Uma reflexão sobre como “perdemos” as cidades para os carros – e um convite para mudar essa realidade.

As cidades já foram mais humanas. As pessoas se cumprimentavam na rua, mesmo as que não se conheciam. Havia gentileza. Olho no olho, espaços para as pessoas, praças, parques, árvores, aves, flores e sorrisos. Então veio o carro, com tudo de bom e de ruim que ele representa.

Árvores foram derrubadas, rios foram sepultados e as praças e os caminhos foram cobertos por asfalto, o chão escuro e estéril que sinaliza o território reservado para as máquinas e proibido para as pessoas.

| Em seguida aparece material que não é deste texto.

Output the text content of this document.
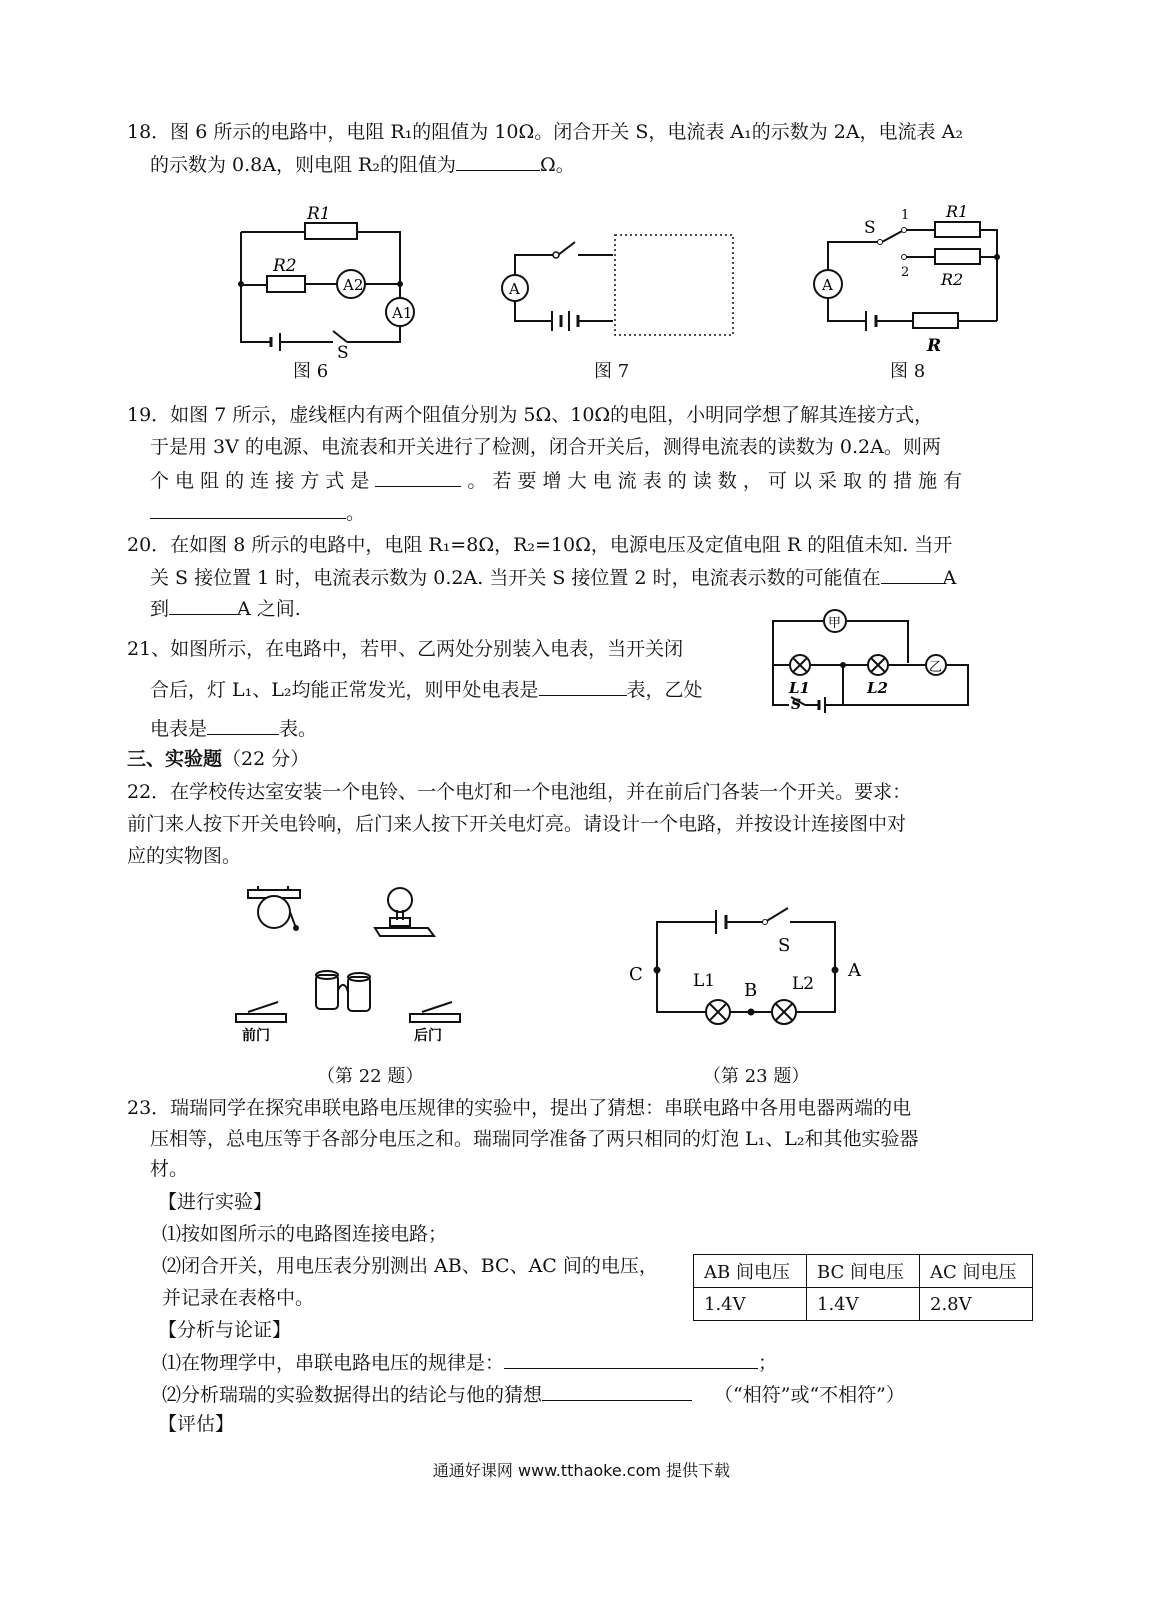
18．图 6 所示的电路中，电阻 R₁的阻值为 10Ω。闭合开关 S，电流表 A₁的示数为 2A，电流表 A₂
的示数为 0.8A，则电阻 R₂的阻值为	Ω。
R1
R2
A2
A1
S
图 6
A
图 7
S
1
2
R1
R2
A
R
图 8
19．如图 7 所示，虚线框内有两个阻值分别为 5Ω、10Ω的电阻，小明同学想了解其连接方式，
于是用 3V 的电源、电流表和开关进行了检测，闭合开关后，测得电流表的读数为 0.2A。则两
个 电 阻 的 连 接 方 式 是	。 若 要 增 大 电 流 表 的 读 数 ， 可 以 采 取 的 措 施 有
。
20．在如图 8 所示的电路中，电阻 R₁=8Ω，R₂=10Ω，电源电压及定值电阻 R 的阻值未知. 当开
关 S 接位置 1 时，电流表示数为 0.2A. 当开关 S 接位置 2 时，电流表示数的可能值在	A
到	A 之间.
21、如图所示，在电路中，若甲、乙两处分别装入电表，当开关闭
合后，灯 L₁、L₂均能正常发光，则甲处电表是	表，乙处
电表是	表。
甲
乙
L1	L2
S
三、实验题（22 分）
22．在学校传达室安装一个电铃、一个电灯和一个电池组，并在前后门各装一个开关。要求：
前门来人按下开关电铃响，后门来人按下开关电灯亮。请设计一个电路，并按设计连接图中对
应的实物图。
前门	后门
（第 22 题）
S
C	A
B
L1	L2
（第 23 题）
23．瑞瑞同学在探究串联电路电压规律的实验中，提出了猜想：串联电路中各用电器两端的电
压相等，总电压等于各部分电压之和。瑞瑞同学准备了两只相同的灯泡 L₁、L₂和其他实验器
材。
【进行实验】
⑴按如图所示的电路图连接电路；
⑵闭合开关，用电压表分别测出 AB、BC、AC 间的电压，
并记录在表格中。
AB 间电压	BC 间电压	AC 间电压
1.4V	1.4V	2.8V
【分析与论证】
⑴在物理学中，串联电路电压的规律是：	；
⑵分析瑞瑞的实验数据得出的结论与他的猜想	（“相符”或“不相符”）
【评估】
通通好课网 www.tthaoke.com 提供下载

As que se fecharam dentro do metal e dos vidros escuros começaram a ver as demais – em outras latas vedadas ou mesmo a pé atravessando a rua – como simples obstáculos em seu caminho, atrapalhando seu trajeto.

Não são mais as pessoas que foram um dia. As que estão dentro das bolhas querem chegar depressa a todo custo, maldizendo os obstáculos vivos que lhe cruzarem o caminho. As que circulam livres, têm que cruzar o território estéril sem que as primeiras as vejam, já que aumentam sua velocidade para assustá-las, rugem motores, mugem buzinas, gritam com a borracha no chão áspero: “saia da frente! o território preto não é para você!”

As crianças não podem mais brincar nas ruas, não sabem mais o que é ir de bicicleta até a casa dos amigos, não sabem pular corda e não saem para tomar um sorvete sozinhas. Os novos donos da cidade, vestidos de metal, vidro e fumando combustível, não as permitem.

Esses mesmos novos donos da cidade também têm sua prole, mas poucos percebem a liberdade que foi tomada de seus filhos para que eles próprios tenham seu luxo e conforto. Isolam suas crianças em espaços delimitados, sendo levadas de um espaço a outro dentro dos monstros de metal que vivem no território preto. Fora deles, a criança não pode cruzar essas terras.

As cidades foram feitas para as pessoas. Os carros vieram depois e deformaram os espaços urbanos. Olhe da janela agora e veja quanto espaço das ruas é reservado para a circulação das pessoas e quanto dele está disponível para os automóveis. Se a cidade é feita para a circulação motorizada, a tendência das pessoas será inevitavelmente essa – e o resultado é o que conhecemos como hora do rush (das 7 da manhã às 10 da noite).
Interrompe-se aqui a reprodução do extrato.